This post is from the standpoint of a developer, but could be used to understand other similar supportive roles. Any methods or tools mentioned here are reflective of my preference and shouldn’t be considered an endorsement from myself or my employer. Read Content Disclaimer
Over the last year or so at work, we’ve been slamming through our Development task list, but the total is still hovering at 105 open tasks (57 issues, 48 general tasks; 3 developers, 5 repositories). After tracking the totals over the last 9 weeks, it’s clear that a lot of work is getting done (average of 31.32 tasks updated/week). At the same time, however, a lot of new work is being created. You could say it’s just the nature of web development (“fix one bug, two more shall take it’s place”), but I wanted to dig in further and see what could be improved.
When working in an office, especially as someone in a technical role, you tend to get a lot of random requests. Assisting with password resets, helping set up a video call, making an edit in a WYSIWYG editor… All these things, though helpful for others, can take away from valuable time to get “in the zone.” Plus, sometimes there is someone else more capable that can help. A good example of this is that our Marketing team manages all the content on the sites, but sometimes requests for content changes are sent to the Development team. Since they are more familiar with the content of the sites (and are probably already logged in), they can complete the work quicker and even make other suggestions/improvements to the copy/images.
Tracking the Untrackable
We track our tasks and tickets using Asana and Bitbucket Issue tracking, but certain interruptions or surprises get lost in the day-to-day. These can be categorized very simply as “unexpected requests” and “fire fighting.” (And even further, as is in my excel sheet, under “code-related” and “non-code” for both categories.)
An unexpected request would be some type of rush job, let’s say someone needs a change to a form or API call because a process is changing, but they need it by today/tomorrow due to a misunderstanding of who is involved in the change.
By contrast, a fire is a bug or issue with an existing component or piece of functionality that prevents someone from doing their job. This would be something like an Apache module being turned off that’s needed for an integration, an issue with a hosted API library that prevents notification emails from being sent out, etc.

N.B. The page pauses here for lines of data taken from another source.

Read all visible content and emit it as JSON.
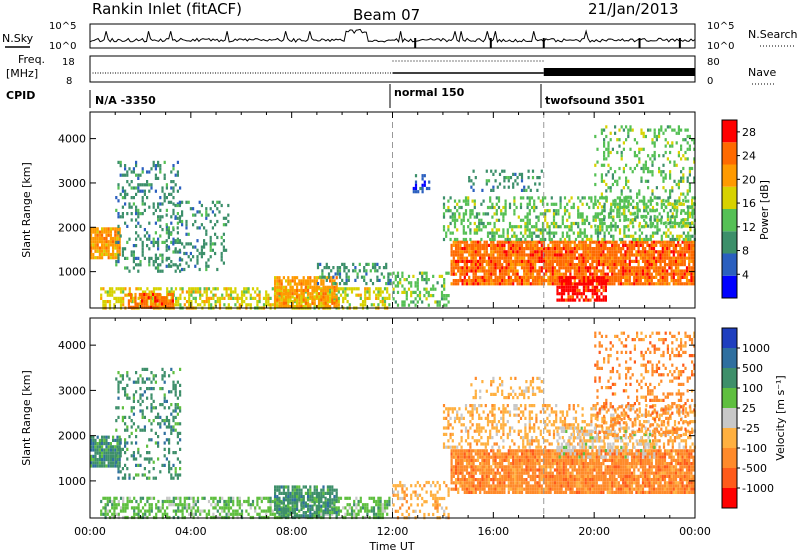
{
  "header": {
    "station": "Rankin Inlet (fitACF)",
    "beam": "Beam 07",
    "date": "21/Jan/2013"
  },
  "top_panels": {
    "nsky_label": "N.Sky",
    "nsky_ticks": [
      "10^5",
      "10^0"
    ],
    "nsearch_label": "N.Search",
    "nsearch_ticks": [
      "10^5",
      "10^0"
    ],
    "freq_label_1": "Freq.",
    "freq_label_2": "[MHz]",
    "freq_ticks": [
      "18",
      "8"
    ],
    "nave_label": "Nave",
    "nave_ticks": [
      "80",
      "0"
    ],
    "cpid_label": "CPID",
    "cpid_segments": [
      {
        "label": "N/A -3350",
        "start": "00:00",
        "end": "12:00"
      },
      {
        "label": "normal 150",
        "start": "12:00",
        "end": "18:00"
      },
      {
        "label": "twofsound 3501",
        "start": "18:00",
        "end": "24:00"
      }
    ]
  },
  "chart_data": [
    {
      "type": "heatmap",
      "name": "power",
      "x_unit": "Time UT",
      "ylabel": "Slant Range [km]",
      "x_ticks": [
        "00:00",
        "04:00",
        "08:00",
        "12:00",
        "16:00",
        "20:00",
        "00:00"
      ],
      "y_ticks": [
        1000,
        2000,
        3000,
        4000
      ],
      "xlim_hours": [
        0,
        24
      ],
      "ylim_km": [
        180,
        4600
      ],
      "colorbar_label": "Power [dB]",
      "colorbar_ticks": [
        4,
        8,
        12,
        16,
        20,
        24,
        28
      ],
      "colorbar_range": [
        0,
        30
      ],
      "colorbar_colors": [
        "#0000ff",
        "#2a5fbf",
        "#3c8f6a",
        "#55c055",
        "#d7d200",
        "#ff9a00",
        "#ff6a00",
        "#ff0000"
      ],
      "scatter_regions": [
        {
          "t0": 0.0,
          "t1": 1.2,
          "r0": 1300,
          "r1": 2000,
          "p": 0.9,
          "level": 20
        },
        {
          "t0": 1.0,
          "t1": 3.6,
          "r0": 1000,
          "r1": 3500,
          "p": 0.28,
          "level": 8
        },
        {
          "t0": 3.0,
          "t1": 5.5,
          "r0": 1000,
          "r1": 2600,
          "p": 0.25,
          "level": 10
        },
        {
          "t0": 0.4,
          "t1": 11.9,
          "r0": 180,
          "r1": 650,
          "p": 0.55,
          "level": 16
        },
        {
          "t0": 1.5,
          "t1": 3.3,
          "r0": 180,
          "r1": 520,
          "p": 0.8,
          "level": 24
        },
        {
          "t0": 7.3,
          "t1": 9.8,
          "r0": 180,
          "r1": 900,
          "p": 0.75,
          "level": 22
        },
        {
          "t0": 9.0,
          "t1": 12.0,
          "r0": 700,
          "r1": 1200,
          "p": 0.35,
          "level": 8
        },
        {
          "t0": 12.0,
          "t1": 14.3,
          "r0": 180,
          "r1": 1000,
          "p": 0.35,
          "level": 12
        },
        {
          "t0": 14.3,
          "t1": 24.0,
          "r0": 700,
          "r1": 1700,
          "p": 0.9,
          "level": 27
        },
        {
          "t0": 14.0,
          "t1": 24.0,
          "r0": 1700,
          "r1": 2700,
          "p": 0.4,
          "level": 14
        },
        {
          "t0": 18.5,
          "t1": 20.5,
          "r0": 300,
          "r1": 900,
          "p": 0.75,
          "level": 28
        },
        {
          "t0": 20.0,
          "t1": 24.0,
          "r0": 2000,
          "r1": 4300,
          "p": 0.25,
          "level": 12
        },
        {
          "t0": 15.0,
          "t1": 18.0,
          "r0": 2800,
          "r1": 3300,
          "p": 0.25,
          "level": 10
        },
        {
          "t0": 12.8,
          "t1": 13.5,
          "r0": 2800,
          "r1": 3200,
          "p": 0.45,
          "level": 6
        }
      ]
    },
    {
      "type": "heatmap",
      "name": "velocity",
      "x_unit": "Time UT",
      "ylabel": "Slant Range [km]",
      "x_ticks": [
        "00:00",
        "04:00",
        "08:00",
        "12:00",
        "16:00",
        "20:00",
        "00:00"
      ],
      "y_ticks": [
        1000,
        2000,
        3000,
        4000
      ],
      "xlim_hours": [
        0,
        24
      ],
      "ylim_km": [
        180,
        4600
      ],
      "colorbar_label": "Velocity [m s⁻¹]",
      "colorbar_ticks": [
        "1000",
        "500",
        "100",
        "25",
        "-25",
        "-100",
        "-500",
        "-1000"
      ],
      "colorbar_colors": [
        "#1f3fbf",
        "#2f6f9f",
        "#3e8f6a",
        "#5fbf3f",
        "#c8c8c8",
        "#ffb040",
        "#ff8a2a",
        "#ff5a1a",
        "#ff0000"
      ],
      "scatter_regions": [
        {
          "t0": 0.0,
          "t1": 1.2,
          "r0": 1300,
          "r1": 2000,
          "p": 0.9,
          "level": 2
        },
        {
          "t0": 1.0,
          "t1": 3.6,
          "r0": 1000,
          "r1": 3500,
          "p": 0.28,
          "level": 2
        },
        {
          "t0": 0.4,
          "t1": 11.9,
          "r0": 180,
          "r1": 650,
          "p": 0.55,
          "level": 3
        },
        {
          "t0": 7.3,
          "t1": 9.8,
          "r0": 180,
          "r1": 900,
          "p": 0.75,
          "level": 2
        },
        {
          "t0": 12.0,
          "t1": 14.3,
          "r0": 180,
          "r1": 1000,
          "p": 0.35,
          "level": 5
        },
        {
          "t0": 14.3,
          "t1": 24.0,
          "r0": 700,
          "r1": 1700,
          "p": 0.9,
          "level": 6
        },
        {
          "t0": 14.0,
          "t1": 24.0,
          "r0": 1700,
          "r1": 2700,
          "p": 0.4,
          "level": 5
        },
        {
          "t0": 18.5,
          "t1": 22.5,
          "r0": 1500,
          "r1": 2200,
          "p": 0.35,
          "level": 4
        },
        {
          "t0": 20.0,
          "t1": 24.0,
          "r0": 2000,
          "r1": 4300,
          "p": 0.25,
          "level": 6
        },
        {
          "t0": 15.0,
          "t1": 18.0,
          "r0": 2800,
          "r1": 3300,
          "p": 0.25,
          "level": 5
        }
      ]
    }
  ],
  "xlabel": "Time UT"
}
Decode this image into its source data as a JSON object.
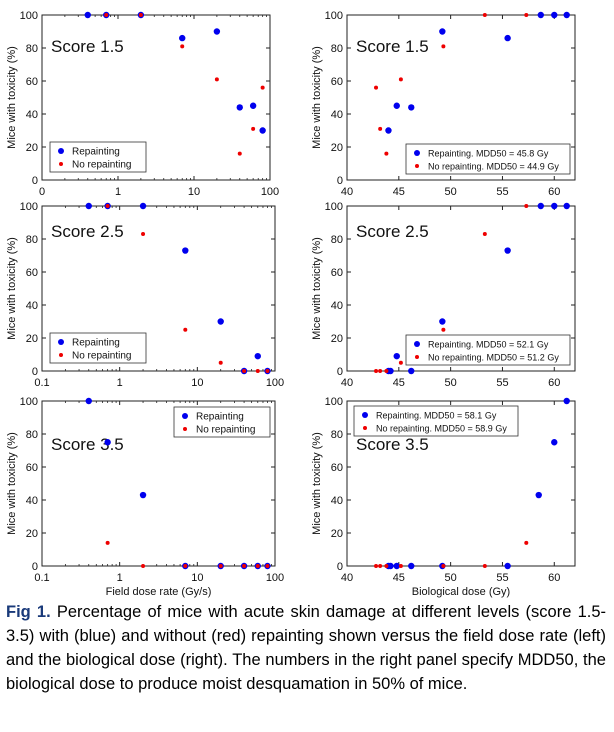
{
  "colors": {
    "repainting": "#0000ee",
    "no_repainting": "#ee0000"
  },
  "caption": {
    "label": "Fig 1.",
    "text": "Percentage of mice with acute skin damage at different levels (score 1.5-3.5) with (blue) and without (red) repainting shown versus the field dose rate (left) and the biological dose (right). The numbers in the right panel specify MDD50, the biological dose to produce moist desquamation in 50% of mice."
  },
  "chart_data": [
    {
      "type": "scatter",
      "annotation": "Score 1.5",
      "xlabel": "",
      "ylabel": "Mice with toxicity (%)",
      "xscale": "log",
      "xlim": [
        0.1,
        100
      ],
      "ylim": [
        0,
        100
      ],
      "xticks": [
        "0",
        "1",
        "10",
        "100"
      ],
      "yticks": [
        "0",
        "20",
        "40",
        "60",
        "80",
        "100"
      ],
      "legend": "bottom-left",
      "series": [
        {
          "name": "Repainting",
          "color": "blue",
          "x": [
            0.4,
            0.7,
            2,
            7,
            20,
            40,
            60,
            80
          ],
          "y": [
            100,
            100,
            100,
            86,
            90,
            44,
            45,
            30
          ]
        },
        {
          "name": "No repainting",
          "color": "red",
          "x": [
            0.7,
            2,
            7,
            20,
            40,
            60,
            80
          ],
          "y": [
            100,
            100,
            81,
            61,
            16,
            31,
            56
          ]
        }
      ]
    },
    {
      "type": "scatter",
      "annotation": "Score 1.5",
      "xlabel": "",
      "ylabel": "Mice with toxicity (%)",
      "xlim": [
        40,
        62
      ],
      "ylim": [
        0,
        100
      ],
      "xticks": [
        "40",
        "45",
        "50",
        "55",
        "60"
      ],
      "yticks": [
        "0",
        "20",
        "40",
        "60",
        "80",
        "100"
      ],
      "legend": "bottom-right",
      "series": [
        {
          "name": "Repainting. MDD50 = 45.8 Gy",
          "color": "blue",
          "x": [
            44,
            44.8,
            46.2,
            49.2,
            55.5,
            58.7,
            60,
            61.2
          ],
          "y": [
            30,
            45,
            44,
            90,
            86,
            100,
            100,
            100
          ]
        },
        {
          "name": "No repainting. MDD50 = 44.9 Gy",
          "color": "red",
          "x": [
            42.8,
            43.2,
            43.8,
            45.2,
            49.3,
            53.3,
            57.3
          ],
          "y": [
            56,
            31,
            16,
            61,
            81,
            100,
            100
          ]
        }
      ]
    },
    {
      "type": "scatter",
      "annotation": "Score 2.5",
      "xlabel": "",
      "ylabel": "Mice with toxicity (%)",
      "xscale": "log",
      "xlim": [
        0.1,
        100
      ],
      "ylim": [
        0,
        100
      ],
      "xticks": [
        "0.1",
        "1",
        "10",
        "100"
      ],
      "yticks": [
        "0",
        "20",
        "40",
        "60",
        "80",
        "100"
      ],
      "legend": "bottom-left",
      "series": [
        {
          "name": "Repainting",
          "color": "blue",
          "x": [
            0.4,
            0.7,
            2,
            7,
            20,
            40,
            60,
            80
          ],
          "y": [
            100,
            100,
            100,
            73,
            30,
            0,
            9,
            0
          ]
        },
        {
          "name": "No repainting",
          "color": "red",
          "x": [
            0.7,
            2,
            7,
            20,
            40,
            60,
            80
          ],
          "y": [
            100,
            83,
            25,
            5,
            0,
            0,
            0
          ]
        }
      ]
    },
    {
      "type": "scatter",
      "annotation": "Score 2.5",
      "xlabel": "",
      "ylabel": "Mice with toxicity (%)",
      "xlim": [
        40,
        62
      ],
      "ylim": [
        0,
        100
      ],
      "xticks": [
        "40",
        "45",
        "50",
        "55",
        "60"
      ],
      "yticks": [
        "0",
        "20",
        "40",
        "60",
        "80",
        "100"
      ],
      "legend": "bottom-right",
      "series": [
        {
          "name": "Repainting. MDD50 = 52.1 Gy",
          "color": "blue",
          "x": [
            44,
            44.2,
            44.8,
            46.2,
            49.2,
            55.5,
            58.7,
            60,
            61.2
          ],
          "y": [
            0,
            0,
            9,
            0,
            30,
            73,
            100,
            100,
            100
          ]
        },
        {
          "name": "No repainting. MDD50 = 51.2 Gy",
          "color": "red",
          "x": [
            42.8,
            43.2,
            43.8,
            45.2,
            49.3,
            53.3,
            57.3
          ],
          "y": [
            0,
            0,
            0,
            5,
            25,
            83,
            100
          ]
        }
      ]
    },
    {
      "type": "scatter",
      "annotation": "Score 3.5",
      "xlabel": "Field dose rate (Gy/s)",
      "ylabel": "Mice with toxicity (%)",
      "xscale": "log",
      "xlim": [
        0.1,
        100
      ],
      "ylim": [
        0,
        100
      ],
      "xticks": [
        "0.1",
        "1",
        "10",
        "100"
      ],
      "yticks": [
        "0",
        "20",
        "40",
        "60",
        "80",
        "100"
      ],
      "legend": "top-right",
      "series": [
        {
          "name": "Repainting",
          "color": "blue",
          "x": [
            0.4,
            0.7,
            2,
            7,
            20,
            40,
            60,
            80
          ],
          "y": [
            100,
            75,
            43,
            0,
            0,
            0,
            0,
            0
          ]
        },
        {
          "name": "No repainting",
          "color": "red",
          "x": [
            0.7,
            2,
            7,
            20,
            40,
            60,
            80
          ],
          "y": [
            14,
            0,
            0,
            0,
            0,
            0,
            0
          ]
        }
      ]
    },
    {
      "type": "scatter",
      "annotation": "Score 3.5",
      "xlabel": "Biological dose (Gy)",
      "ylabel": "Mice with toxicity (%)",
      "xlim": [
        40,
        62
      ],
      "ylim": [
        0,
        100
      ],
      "xticks": [
        "40",
        "45",
        "50",
        "55",
        "60"
      ],
      "yticks": [
        "0",
        "20",
        "40",
        "60",
        "80",
        "100"
      ],
      "legend": "top-left",
      "series": [
        {
          "name": "Repainting.  MDD50 = 58.1 Gy",
          "color": "blue",
          "x": [
            44,
            44.2,
            44.8,
            46.2,
            49.2,
            55.5,
            58.5,
            60,
            61.2
          ],
          "y": [
            0,
            0,
            0,
            0,
            0,
            0,
            43,
            75,
            100
          ]
        },
        {
          "name": "No repainting. MDD50 = 58.9 Gy",
          "color": "red",
          "x": [
            42.8,
            43.2,
            43.8,
            45.2,
            49.3,
            53.3,
            57.3
          ],
          "y": [
            0,
            0,
            0,
            0,
            0,
            0,
            14
          ]
        }
      ]
    }
  ]
}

The main differentiation I make between a “fire” and an “unexpected request” is that, although both seem urgent to the requester, the fire is more urgent. Fires can be reduced with a cleaner code base, more attention to detail, a new approval or testing process, etc. Unexpected requests can only be reduced when better reporting processes are followed or with better prioritization.
These types of tasks typically grab our attention and get prioritized above the existing work (usually for good reasons). In theory, both unexpected, urgent requests and fires can be prevented with more/better planning. But they will likely never be eliminated. In order to understand the balance between work that’s planned and work that’s unplanned, I’ve been keeping tallies. On a notepad, I log every unexpected request or “fire” the Development team encounters. At the end of every week, I quickly run through the list and further categorize each as “code” or “non-code.” (This can help identify if we’re swamped with work only we can complete, or we’re swamped with work others can help us with.) Then, I have an Excel sheet that visualizes the findings of my tallying combined with our actual, tracked task list(s).
The problem is, these graphics don’t show the whole story. Based on these stats, you could speculate that the role that unexpected work plays in our workload is minimal. This format is a bit misleading and isn’t representative of the shared feeling of imbalance. So how does unexpected work actually impact our time spent on existing, planned projects?
Perception vs Reality
Now that I know that the stats show just a tiny percentage of the work being “unplanned” tasks, I’m on a mission to find more representative data. The answer to finding less-misleading stats lies in where we focus most of our energy, or our time spent on “unplanned” tasks. I’ve been using Timeular (a time-tracking cube) to track my time since 12/19 now to try to find the potential time-wasting tasks (and therefore money-wasting tasks).
The issue with the visualization above is that it doesn’t speak to the varying amounts in each category or show the spikes/outliers in a particular category. For example, the “Fire Fighting” category has been as low as 0% of my time, then on one particular day, as high as 55% of my time. Similarly, “Management Things” fluctuates between 0% and 15%. This data visualization also doesn’t suggest proper allocation of time in each category. So I headed back to Excel…
This probably won’t be my final version of this spreadsheet/visualization, but so far, it’s been the best for me to personally notice any areas that can be improved on. I’ve been using tags (cropped off the screenshot) to identify further when there are spikes. For example, if I’m working on “Documentation Outside my Team,” I use a tag to denote which team I’m creating documentation to help. Or if I’m working on “Maintaining Websites,” I use a tag to note which site I’m working on. The former will help identify the value I’m bringing to the company by helping other departments. The latter will help with identifying a product valuation for the individual sites we have (once everyone is tracking their time in this manner).